История была нелепая. Ланщиков пошел в ресторан, его роскошная норковая шапка пропала в гардеробе, и он решил раздобыть себе другую, на улице. С чужой головы. Товарищ его отговаривал, но Ланщиков вышел, сорвал шапку с прохожего, сунул товарищу, подъехала патрульная машина, их задержали.
— Ланщикова исключили?
— Как же, с его родителями… Оформили переводом в историко-архивный…
— Ты с ним общаешься?
— Он столько анекдотов знает, да и поет прекрасно, под гитару…
И тут же без перехода похвастала, что с ней на улице иногда теперь заигрывают молодые люди.
— Я уже не похожа на тощую ворону? Помните, как меня Барсов дразнил?!
Она задумалась. Ее веселость была какой-то судорожной.
— А знаете, как вчера мы день рождения Олега отмечали? Его мать попала в больницу, в холодильнике даже петух не кукарекал, а я пришла, как человек, прическу сделала в парикмахерской. Эти типы спорили о фантастике, какая лучше — научниками писанная или писателями, а меня в упор не замечали… Пришлось сбегать, купить им антрекоты, нажарить и уйти, хлопнув дверью.
Помолчала и добавила грустно:
— Ухаживают многие, а жениться боятся, говорят — опоздала, долго выбирала, возраст ушел…
— Тебя любит Стрепетов… — начала Марина Владимировна, но Варя подняла руку.
— Нельзя ему портить жизнь. Я ведь со всячинкой. А от него только хорошее видела.
— Ура! Меня распределили в хирургическую клинику! — Варя влетела, сверкая глазами и зубами, и закружилась, раздувая плиссированную юбку.
— Хороший коллектив? — спросил Сергей.
— Не знаю. Не знаю… Но какой шеф!
Она ни о чем не могла говорить, не вспоминая о нем. Нестарый, остроумный, оценил ее руки, на свои операции вызывает, работает на износ, может три операции простоять у стола, только сереет и лоб мокрый. А какая скорость! Ни единого лишнего движения, неуверенного нажима скальпелем. Длинные пальцы безошибочно дотрагивались до тела, там где надо. Виртуозная техника.

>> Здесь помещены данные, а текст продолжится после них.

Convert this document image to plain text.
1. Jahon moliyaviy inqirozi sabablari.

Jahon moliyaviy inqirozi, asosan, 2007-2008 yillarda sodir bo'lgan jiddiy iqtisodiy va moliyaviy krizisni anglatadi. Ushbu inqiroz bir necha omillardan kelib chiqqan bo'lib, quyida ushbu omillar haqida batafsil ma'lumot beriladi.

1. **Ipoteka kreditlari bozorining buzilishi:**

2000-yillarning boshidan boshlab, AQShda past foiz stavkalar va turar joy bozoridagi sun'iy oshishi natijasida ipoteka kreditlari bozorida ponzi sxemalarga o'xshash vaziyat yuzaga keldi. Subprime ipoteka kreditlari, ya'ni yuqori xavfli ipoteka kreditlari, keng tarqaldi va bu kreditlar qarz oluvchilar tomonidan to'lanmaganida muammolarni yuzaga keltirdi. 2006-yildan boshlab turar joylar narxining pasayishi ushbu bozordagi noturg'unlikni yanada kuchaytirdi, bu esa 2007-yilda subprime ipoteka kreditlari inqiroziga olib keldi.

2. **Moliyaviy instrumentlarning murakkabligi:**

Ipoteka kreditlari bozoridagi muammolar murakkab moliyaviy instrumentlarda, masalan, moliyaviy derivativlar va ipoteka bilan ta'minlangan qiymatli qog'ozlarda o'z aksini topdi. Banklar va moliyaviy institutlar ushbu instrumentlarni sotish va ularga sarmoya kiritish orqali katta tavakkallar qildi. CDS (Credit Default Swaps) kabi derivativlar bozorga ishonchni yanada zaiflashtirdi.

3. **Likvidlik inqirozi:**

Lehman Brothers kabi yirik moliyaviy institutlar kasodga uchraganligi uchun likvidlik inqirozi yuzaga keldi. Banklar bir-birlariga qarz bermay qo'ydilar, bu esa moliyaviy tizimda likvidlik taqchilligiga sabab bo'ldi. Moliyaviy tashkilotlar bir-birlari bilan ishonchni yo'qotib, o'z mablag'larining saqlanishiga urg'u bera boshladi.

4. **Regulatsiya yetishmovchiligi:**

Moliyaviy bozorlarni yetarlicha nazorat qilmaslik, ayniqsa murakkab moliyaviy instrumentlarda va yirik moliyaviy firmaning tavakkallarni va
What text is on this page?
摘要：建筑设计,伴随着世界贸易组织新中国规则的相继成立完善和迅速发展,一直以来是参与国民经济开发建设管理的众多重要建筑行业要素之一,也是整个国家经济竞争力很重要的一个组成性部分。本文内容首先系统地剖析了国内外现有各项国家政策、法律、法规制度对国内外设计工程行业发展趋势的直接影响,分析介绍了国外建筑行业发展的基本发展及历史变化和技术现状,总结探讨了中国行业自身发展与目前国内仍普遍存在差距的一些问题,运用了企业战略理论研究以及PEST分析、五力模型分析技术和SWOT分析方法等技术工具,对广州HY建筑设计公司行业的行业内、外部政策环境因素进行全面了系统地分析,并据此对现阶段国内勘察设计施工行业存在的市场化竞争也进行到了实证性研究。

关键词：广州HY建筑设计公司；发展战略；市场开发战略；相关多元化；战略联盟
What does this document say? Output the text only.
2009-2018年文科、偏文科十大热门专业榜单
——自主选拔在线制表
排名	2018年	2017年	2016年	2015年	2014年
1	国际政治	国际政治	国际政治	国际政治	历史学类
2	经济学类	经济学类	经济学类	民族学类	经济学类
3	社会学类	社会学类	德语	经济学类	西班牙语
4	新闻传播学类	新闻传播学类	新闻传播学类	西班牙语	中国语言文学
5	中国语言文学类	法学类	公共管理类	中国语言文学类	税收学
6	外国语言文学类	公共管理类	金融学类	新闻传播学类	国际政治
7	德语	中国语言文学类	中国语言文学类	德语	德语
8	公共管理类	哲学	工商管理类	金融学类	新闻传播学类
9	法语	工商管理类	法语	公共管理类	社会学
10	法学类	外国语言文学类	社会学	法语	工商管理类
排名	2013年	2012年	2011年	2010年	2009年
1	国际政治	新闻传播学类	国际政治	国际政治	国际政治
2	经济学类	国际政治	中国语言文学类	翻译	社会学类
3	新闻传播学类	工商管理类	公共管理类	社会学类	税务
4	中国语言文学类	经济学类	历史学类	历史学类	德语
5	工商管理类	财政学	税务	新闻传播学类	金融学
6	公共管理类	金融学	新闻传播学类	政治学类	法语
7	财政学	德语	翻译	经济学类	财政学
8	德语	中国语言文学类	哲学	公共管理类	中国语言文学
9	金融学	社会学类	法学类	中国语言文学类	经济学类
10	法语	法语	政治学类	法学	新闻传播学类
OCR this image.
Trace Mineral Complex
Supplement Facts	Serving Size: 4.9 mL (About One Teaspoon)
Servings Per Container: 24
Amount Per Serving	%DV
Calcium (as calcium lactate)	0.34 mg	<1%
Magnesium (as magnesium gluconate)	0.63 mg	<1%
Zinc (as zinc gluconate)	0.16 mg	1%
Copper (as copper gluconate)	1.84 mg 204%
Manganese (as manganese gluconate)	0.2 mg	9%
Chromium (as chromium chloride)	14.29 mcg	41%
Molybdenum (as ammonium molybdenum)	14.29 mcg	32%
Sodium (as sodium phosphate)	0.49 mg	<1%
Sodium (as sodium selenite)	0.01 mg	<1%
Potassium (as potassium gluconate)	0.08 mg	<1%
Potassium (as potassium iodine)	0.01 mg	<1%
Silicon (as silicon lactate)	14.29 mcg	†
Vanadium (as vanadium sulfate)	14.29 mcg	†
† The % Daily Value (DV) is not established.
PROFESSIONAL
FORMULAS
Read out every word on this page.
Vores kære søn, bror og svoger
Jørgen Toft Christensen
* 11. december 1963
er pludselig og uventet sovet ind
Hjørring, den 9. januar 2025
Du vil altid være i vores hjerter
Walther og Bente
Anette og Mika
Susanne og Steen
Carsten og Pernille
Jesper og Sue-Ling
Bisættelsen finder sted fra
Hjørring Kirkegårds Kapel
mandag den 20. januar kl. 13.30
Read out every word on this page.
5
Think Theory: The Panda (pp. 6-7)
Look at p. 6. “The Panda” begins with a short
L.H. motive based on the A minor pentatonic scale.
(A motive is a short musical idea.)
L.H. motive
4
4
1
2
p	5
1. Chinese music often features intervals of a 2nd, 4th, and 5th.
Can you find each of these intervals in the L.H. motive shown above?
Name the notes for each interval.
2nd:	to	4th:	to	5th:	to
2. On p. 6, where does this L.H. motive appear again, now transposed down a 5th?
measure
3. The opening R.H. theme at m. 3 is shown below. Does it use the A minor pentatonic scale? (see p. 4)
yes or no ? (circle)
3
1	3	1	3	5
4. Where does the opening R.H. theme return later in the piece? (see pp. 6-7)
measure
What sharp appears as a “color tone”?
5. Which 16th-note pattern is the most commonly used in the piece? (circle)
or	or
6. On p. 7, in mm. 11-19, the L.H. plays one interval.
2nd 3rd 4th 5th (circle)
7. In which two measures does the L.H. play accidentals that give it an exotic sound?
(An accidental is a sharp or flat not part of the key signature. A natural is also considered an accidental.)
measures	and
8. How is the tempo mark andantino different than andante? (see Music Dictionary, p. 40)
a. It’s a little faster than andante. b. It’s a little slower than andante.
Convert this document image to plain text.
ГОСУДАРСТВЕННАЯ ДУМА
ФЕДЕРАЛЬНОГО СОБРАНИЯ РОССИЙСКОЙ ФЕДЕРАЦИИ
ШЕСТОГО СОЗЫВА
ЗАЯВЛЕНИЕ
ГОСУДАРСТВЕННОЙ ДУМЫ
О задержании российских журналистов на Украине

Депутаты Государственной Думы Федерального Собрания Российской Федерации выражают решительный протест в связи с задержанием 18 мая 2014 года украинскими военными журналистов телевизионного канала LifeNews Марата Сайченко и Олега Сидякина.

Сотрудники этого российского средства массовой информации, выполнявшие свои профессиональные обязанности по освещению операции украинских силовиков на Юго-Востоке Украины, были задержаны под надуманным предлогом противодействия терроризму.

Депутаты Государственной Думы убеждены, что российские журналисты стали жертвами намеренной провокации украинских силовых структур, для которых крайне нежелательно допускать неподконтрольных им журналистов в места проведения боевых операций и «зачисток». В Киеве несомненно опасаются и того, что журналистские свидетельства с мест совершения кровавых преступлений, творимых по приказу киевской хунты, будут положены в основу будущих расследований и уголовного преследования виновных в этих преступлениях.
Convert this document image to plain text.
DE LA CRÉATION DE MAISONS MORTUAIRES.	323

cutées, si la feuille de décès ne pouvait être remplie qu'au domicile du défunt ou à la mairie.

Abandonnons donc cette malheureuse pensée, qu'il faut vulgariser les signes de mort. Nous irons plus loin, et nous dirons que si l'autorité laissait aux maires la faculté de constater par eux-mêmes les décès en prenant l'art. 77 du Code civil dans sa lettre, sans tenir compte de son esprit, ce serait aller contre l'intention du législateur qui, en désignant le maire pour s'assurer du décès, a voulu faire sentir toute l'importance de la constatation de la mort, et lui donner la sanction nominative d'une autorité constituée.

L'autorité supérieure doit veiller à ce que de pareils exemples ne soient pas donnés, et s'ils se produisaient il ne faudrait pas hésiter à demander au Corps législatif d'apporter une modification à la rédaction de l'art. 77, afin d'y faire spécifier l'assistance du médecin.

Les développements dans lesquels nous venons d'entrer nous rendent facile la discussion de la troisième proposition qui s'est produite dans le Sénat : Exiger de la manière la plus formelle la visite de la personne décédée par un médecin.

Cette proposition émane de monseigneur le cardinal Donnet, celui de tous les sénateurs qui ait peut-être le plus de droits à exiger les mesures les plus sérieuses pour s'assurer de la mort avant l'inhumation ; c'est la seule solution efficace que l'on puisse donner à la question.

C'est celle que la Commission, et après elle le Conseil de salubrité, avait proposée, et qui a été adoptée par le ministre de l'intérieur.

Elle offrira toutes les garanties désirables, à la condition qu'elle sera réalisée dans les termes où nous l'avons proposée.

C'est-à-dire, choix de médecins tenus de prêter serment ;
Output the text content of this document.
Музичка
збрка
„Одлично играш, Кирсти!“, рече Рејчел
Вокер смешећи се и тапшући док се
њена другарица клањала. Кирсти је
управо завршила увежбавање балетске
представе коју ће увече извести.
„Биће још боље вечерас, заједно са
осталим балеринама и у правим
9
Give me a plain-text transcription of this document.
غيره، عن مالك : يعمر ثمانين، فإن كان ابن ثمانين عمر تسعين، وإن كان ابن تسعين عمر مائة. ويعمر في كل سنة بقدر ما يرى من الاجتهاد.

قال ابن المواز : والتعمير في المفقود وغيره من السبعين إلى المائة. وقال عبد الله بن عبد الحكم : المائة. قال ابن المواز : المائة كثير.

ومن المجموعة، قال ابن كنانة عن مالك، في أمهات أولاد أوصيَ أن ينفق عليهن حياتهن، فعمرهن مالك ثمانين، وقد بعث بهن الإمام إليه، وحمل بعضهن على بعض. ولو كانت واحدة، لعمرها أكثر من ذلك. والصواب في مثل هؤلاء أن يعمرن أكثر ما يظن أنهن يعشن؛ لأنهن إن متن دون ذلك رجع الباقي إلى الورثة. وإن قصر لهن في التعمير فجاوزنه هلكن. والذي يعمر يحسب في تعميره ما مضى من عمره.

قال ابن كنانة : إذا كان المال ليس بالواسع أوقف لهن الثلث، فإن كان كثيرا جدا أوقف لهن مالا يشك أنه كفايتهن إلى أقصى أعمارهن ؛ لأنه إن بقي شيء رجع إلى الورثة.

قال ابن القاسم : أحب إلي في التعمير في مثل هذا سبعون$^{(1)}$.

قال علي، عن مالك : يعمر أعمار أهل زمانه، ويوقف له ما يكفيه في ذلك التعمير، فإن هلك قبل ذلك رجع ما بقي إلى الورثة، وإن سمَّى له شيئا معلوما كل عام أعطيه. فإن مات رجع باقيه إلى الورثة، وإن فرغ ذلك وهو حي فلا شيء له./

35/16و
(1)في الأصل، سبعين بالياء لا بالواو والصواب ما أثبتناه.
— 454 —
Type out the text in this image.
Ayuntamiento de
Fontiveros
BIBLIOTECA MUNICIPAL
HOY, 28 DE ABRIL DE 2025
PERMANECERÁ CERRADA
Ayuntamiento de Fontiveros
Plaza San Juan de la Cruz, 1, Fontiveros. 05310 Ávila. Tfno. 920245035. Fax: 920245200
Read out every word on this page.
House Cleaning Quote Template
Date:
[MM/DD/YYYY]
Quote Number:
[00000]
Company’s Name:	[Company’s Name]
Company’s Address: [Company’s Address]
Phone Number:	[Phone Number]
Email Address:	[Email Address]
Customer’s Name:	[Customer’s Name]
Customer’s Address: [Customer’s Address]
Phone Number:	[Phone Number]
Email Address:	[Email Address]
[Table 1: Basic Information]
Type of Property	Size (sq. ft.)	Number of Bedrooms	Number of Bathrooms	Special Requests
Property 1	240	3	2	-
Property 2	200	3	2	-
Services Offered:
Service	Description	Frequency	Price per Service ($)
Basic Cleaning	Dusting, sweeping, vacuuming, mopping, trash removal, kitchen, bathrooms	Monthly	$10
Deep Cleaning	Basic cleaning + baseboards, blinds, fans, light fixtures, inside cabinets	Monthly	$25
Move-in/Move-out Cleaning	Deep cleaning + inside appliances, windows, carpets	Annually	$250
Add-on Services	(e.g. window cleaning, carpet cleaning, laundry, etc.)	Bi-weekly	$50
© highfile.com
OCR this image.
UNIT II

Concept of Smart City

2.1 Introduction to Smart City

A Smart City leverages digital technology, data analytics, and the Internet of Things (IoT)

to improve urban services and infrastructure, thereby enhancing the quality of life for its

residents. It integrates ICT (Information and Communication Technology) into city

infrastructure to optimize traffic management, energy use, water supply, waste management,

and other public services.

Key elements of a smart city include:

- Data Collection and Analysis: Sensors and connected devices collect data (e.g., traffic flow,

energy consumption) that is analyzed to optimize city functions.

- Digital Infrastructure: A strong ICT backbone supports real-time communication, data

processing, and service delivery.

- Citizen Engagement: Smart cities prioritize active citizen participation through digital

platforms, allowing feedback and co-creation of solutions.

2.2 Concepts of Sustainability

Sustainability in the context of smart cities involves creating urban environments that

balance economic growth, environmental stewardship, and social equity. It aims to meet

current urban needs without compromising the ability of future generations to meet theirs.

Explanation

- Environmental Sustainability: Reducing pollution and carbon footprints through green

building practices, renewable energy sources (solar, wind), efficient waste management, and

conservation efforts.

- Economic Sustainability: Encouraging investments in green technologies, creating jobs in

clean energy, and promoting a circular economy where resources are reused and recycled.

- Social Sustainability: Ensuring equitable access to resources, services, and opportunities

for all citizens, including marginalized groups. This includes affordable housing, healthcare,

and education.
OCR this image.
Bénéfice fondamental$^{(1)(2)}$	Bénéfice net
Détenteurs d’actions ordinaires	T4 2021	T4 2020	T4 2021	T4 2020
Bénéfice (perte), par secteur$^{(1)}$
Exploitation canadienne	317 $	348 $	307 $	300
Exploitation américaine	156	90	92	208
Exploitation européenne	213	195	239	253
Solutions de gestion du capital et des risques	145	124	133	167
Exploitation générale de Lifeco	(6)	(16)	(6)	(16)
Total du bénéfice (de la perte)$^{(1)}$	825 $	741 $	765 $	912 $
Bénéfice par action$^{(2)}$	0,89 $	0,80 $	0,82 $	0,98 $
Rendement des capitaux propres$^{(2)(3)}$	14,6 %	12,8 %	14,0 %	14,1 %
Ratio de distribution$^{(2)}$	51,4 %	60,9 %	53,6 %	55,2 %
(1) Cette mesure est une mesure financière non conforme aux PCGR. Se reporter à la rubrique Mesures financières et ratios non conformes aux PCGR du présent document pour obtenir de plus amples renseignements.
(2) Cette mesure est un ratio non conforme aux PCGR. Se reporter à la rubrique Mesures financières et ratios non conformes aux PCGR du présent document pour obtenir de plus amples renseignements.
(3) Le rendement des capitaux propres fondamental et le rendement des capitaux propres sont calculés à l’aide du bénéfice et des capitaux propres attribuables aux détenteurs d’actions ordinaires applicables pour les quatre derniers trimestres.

— А после работы приглашает с ним кофе пить.
Варя изменилась, ушло мальчишество. Она стала мягче, кокетливее, лицо ее все время двигалось, каждый мускул сокращался, точно она собиралась то плакать, то смеяться. Лихорадочное оживление ее красило, узкие глаза сверкали…
— Ты слишком горячо шефа вспоминаешь… — пошутила Марина Владимировна, но Варя перебила, заговорщически усмехаясь.
— Он меня, правда, часто провожает домой, говорит, ради моциона. Нет, у него третий брак, молодая жена, зачем мне осложнения!
Глаза Вари сияли. Она выдавала себя каждым жестом, словом, ее никто и ничто больше не интересовали…
— Шеф — личность, хоть и циник. Руки волшебные, и поэзию знает, и музыку, и альпинизмом занимался, «для мужского самоутверждения».
— Интересный?
— Он мне сказал, что своим женам обещал все, кроме верности, и признался честно: «Люблю рвать цветы, где вижу, даже с газонов…»
— А не унизительно стать «калифом на час»?
— Я знаю, что ему плевать на меня, как на человека. Но зато теперь я осажу старшую сестру. Вчера он вызвал ее и сказал, что мои опоздания с ним согласованы…
Эту девочку точно уносила от Марины Владимировны льдина, и между ними все ширилась полынья…
Через месяц она приехала ночью. Сказала, что шеф подвез на машине. Отмечали диссертацию.
— Все сестры были приглашены? — поинтересовался Сергей.
Варя хихикала. Она была в модном дорогом платье, сильно надушенная, с подведенными глазами, медленно взмахивала тяжелыми ресницами, точно бабочка крыльями, а глаза блестели торжествующе, и губы подрагивали от ежесекундных улыбок.
— Кстати, Сергей Михайлович, не хотите перейти в нашу клинику? Освобождается место главврача, могу похлопотать.
Сергей нахмурился. Посмотрел на жену и сдержался.